EFFECT OF INERTIAL ACTUATOR POSITIONING ON VIBRATING PLATES WITH OPENINGS IN VIBRO-ACOUSTIC SYSTEMS

In vibro-acoustic systems, the interaction between structural vibrations and sound radiation is a critical aspect in the design of efficient noise control systems. The presence of openings in vibrating plates further complicates this interaction. This study explores the effect of inertial actuator positioning on the vibro-acoustic behaviour of such plates through experimental analysis. The results suggest that, for fully clamped plates, positioning actuators away from the edges helps mitigate potential issues related to high stress concentrations in these regions. Additionally, positioning actuators too close to each other could lead to interactions that introduce nonlinearities in the plate's vibrational response.

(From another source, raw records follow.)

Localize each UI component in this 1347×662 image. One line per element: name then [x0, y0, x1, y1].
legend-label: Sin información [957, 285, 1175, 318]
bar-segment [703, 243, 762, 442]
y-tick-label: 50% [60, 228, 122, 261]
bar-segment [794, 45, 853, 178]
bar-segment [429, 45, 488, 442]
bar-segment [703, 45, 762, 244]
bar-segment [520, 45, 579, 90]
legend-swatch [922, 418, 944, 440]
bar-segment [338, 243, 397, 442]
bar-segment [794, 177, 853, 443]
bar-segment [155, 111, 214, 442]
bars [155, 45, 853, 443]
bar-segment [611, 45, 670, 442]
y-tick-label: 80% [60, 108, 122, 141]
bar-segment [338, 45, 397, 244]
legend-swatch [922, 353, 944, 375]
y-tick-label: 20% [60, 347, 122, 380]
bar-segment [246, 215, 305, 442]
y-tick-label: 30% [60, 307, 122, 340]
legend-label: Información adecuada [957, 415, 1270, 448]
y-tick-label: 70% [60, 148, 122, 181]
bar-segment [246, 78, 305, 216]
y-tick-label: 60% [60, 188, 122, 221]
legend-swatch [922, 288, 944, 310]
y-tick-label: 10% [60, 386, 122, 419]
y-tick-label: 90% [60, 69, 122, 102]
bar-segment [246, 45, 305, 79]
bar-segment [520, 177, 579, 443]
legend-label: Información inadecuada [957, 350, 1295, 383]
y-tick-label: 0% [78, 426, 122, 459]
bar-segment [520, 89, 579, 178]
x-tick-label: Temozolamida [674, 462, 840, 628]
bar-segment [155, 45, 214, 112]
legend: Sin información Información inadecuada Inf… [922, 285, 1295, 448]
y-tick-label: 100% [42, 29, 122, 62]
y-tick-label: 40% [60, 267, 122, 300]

Strategic placement, with appropriate spacing and consideration of stress-prone areas, appears to improve sound control. Among the tested configurations, a layout with evenly spaced actuators, positioned away from both edges and each other, demonstrated superior control performance, extending performance both in terms of the frequency range and overall noise reduction. These findings highlight the importance of optimizing actuator placement in vibro-acoustic systems, offering practical implications for noise control across various engineering applications, including aerospace, automotive, and structural engineering.